#16: MARK RONSON with BRUNO MARS
“Uptown Funk”
Single released: November 2014
“You’re too intense, Marcello. Lighten up.” My whole fucking life. Music makes me happy but I am ill-equipped to express that happiness in ways that others might understand, hence I am not really capable of communicating it, as the remaining readers of this book have already and fully appreciated. My music writing inspires migraines, sleep and untraceable boredom. Similarly, if somebody idly asks me what sort of music I like, I dry up and witter something incoherent such as “well, have you got a spare couple of hours so I can explain it to you?” That puts people off asking me that question ever again; it isn’t what they want to hear, just as when I give a literal and honest answer to the stock query “How are you?”
I can get happy with music but my happiness generally does not – cannot – make others happy. It’s the condition of my life imposing its sword on my neck again. I find it impossible to celebrate, even or especially in the form of dancing. Don’t think of the old school discos (or more recent parties or clubs); I was either the snob sitting on the outside or over-compensated and became worse than David Brent, who got it from Alexei Sayle’s routine anyway.
I like to imagine a carefree youth spent doing extravagant dance routines with multiple partners at work parties but these things never actually happened, except in my mind. At twenty-four I was as oppressively buttoned-up as I have ever been. There was no Limmy-type glorified memory of reckless but happy antics. At school I would routinely turn down invitations to dance, in some cases, and it gives me no joy to recount it but when I’m gone who else is going to know, because the girls in question were in the B stream of classes rather than my A stream, and because the eleven-plus system routinely fucks children up at too early an age and forces them into divisions, simply to please anxious bureaucrats, this is how you end up thinking and acting, and the incipient hormonal rushes don’t exactly help either.
The picture in terms of writing about music is little different in essence and I suspect that this is the case for a lot of people who imagine themselves as music writers. I can’t just “enjoy” a piece of music. Well I can but as I said above I can’t convey that enjoyment to folk. My brain automatically requires exhausting and ultimately destructive analysis, pulling the music’s elements into irreparable fragments. If I composed music I’d be utterly useless at writing anything less than three minutes in length. Give him 100-word reviews, they’d say in my music critic days, and he sounds constipated. That is because I do not possess the journalistic competencies required to edit my thoughts down into coherence and meaning.

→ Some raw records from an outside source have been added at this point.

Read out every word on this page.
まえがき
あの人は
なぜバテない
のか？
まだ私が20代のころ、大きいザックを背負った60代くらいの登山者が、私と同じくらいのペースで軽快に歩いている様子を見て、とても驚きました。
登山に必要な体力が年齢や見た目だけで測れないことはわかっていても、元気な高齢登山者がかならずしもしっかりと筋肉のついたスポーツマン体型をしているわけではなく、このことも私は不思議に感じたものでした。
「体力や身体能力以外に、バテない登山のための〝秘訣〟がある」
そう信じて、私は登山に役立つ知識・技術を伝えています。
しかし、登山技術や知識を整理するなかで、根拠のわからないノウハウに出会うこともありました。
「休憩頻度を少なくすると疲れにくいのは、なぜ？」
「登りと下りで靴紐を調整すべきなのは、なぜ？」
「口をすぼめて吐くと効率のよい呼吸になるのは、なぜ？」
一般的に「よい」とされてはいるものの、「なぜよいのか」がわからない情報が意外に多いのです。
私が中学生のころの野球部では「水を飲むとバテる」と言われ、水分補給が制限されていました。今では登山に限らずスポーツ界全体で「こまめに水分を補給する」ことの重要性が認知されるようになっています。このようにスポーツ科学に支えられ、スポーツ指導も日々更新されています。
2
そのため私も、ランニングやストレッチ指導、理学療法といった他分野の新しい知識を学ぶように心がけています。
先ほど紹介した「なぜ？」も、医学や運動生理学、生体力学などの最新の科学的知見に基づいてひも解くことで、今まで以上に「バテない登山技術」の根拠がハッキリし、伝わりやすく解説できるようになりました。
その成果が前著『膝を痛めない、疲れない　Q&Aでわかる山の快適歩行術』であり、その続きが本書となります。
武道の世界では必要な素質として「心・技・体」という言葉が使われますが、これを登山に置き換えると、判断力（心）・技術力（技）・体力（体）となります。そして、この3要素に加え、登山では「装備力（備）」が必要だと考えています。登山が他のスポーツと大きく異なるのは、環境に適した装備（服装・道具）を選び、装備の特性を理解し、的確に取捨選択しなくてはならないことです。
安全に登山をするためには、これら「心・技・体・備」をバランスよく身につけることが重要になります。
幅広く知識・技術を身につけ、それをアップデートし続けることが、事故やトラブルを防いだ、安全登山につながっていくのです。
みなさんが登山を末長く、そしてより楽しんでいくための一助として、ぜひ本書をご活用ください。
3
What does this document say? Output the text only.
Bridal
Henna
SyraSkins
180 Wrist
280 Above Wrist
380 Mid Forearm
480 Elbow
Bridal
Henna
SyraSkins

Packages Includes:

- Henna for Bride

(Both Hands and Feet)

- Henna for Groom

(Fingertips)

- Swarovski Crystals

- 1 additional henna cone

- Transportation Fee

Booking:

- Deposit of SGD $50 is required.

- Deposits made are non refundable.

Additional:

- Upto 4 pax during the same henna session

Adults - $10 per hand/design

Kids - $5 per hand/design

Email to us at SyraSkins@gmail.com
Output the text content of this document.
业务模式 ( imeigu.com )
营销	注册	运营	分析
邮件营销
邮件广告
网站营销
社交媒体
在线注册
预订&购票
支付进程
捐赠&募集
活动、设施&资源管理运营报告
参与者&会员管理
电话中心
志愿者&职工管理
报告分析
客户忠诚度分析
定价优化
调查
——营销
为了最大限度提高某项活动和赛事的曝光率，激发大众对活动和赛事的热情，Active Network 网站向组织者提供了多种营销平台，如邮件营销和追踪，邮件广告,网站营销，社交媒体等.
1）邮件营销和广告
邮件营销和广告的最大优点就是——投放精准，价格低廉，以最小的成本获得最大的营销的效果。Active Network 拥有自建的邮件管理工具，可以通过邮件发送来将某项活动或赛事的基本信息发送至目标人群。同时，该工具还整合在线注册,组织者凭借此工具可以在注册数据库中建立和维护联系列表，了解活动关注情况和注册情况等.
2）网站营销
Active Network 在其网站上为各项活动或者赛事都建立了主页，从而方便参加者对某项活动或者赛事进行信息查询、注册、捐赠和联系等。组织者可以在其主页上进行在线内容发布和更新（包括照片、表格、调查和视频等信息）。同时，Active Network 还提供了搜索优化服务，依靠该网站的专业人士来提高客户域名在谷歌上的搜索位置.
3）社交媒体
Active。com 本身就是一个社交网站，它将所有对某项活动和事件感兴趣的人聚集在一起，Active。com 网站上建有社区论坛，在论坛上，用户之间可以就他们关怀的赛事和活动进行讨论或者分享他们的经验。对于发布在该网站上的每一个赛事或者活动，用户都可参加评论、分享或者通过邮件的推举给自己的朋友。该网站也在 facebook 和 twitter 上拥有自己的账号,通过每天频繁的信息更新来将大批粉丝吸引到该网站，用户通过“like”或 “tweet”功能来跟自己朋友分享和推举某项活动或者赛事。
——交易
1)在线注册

And maybe I’m experiencing similar problems with this book, at this juncture, in that, well some songs are high up here because I enjoy listening to them and they make me feel good. That is, in summary, really all there is to say. Daft yet admirable (or admirable because daft?) pop songs which momentarily render the world less shitty. For a lot of the sixteen songs remaining in this book I need only write, at best, a paragraph. It’s bouncy, funny and groovy and makes the sun shine through the clouds. It’s about just getting up and onto a dancefloor and not trying to impress anyone, but simply doing some business and enjoying yourself, and that in the right hands and feet is infectious in a very good way. The best pop can make you forget your self, step away from that wearisome burden of a you and…you know…engage with the world, instead of dispassionately marking its elements. Those who succeed in life tend to be lighter in spirit, don’t weigh everyone else down with them. If only the light that once existed within me had not been so hastily and brutally exterminated.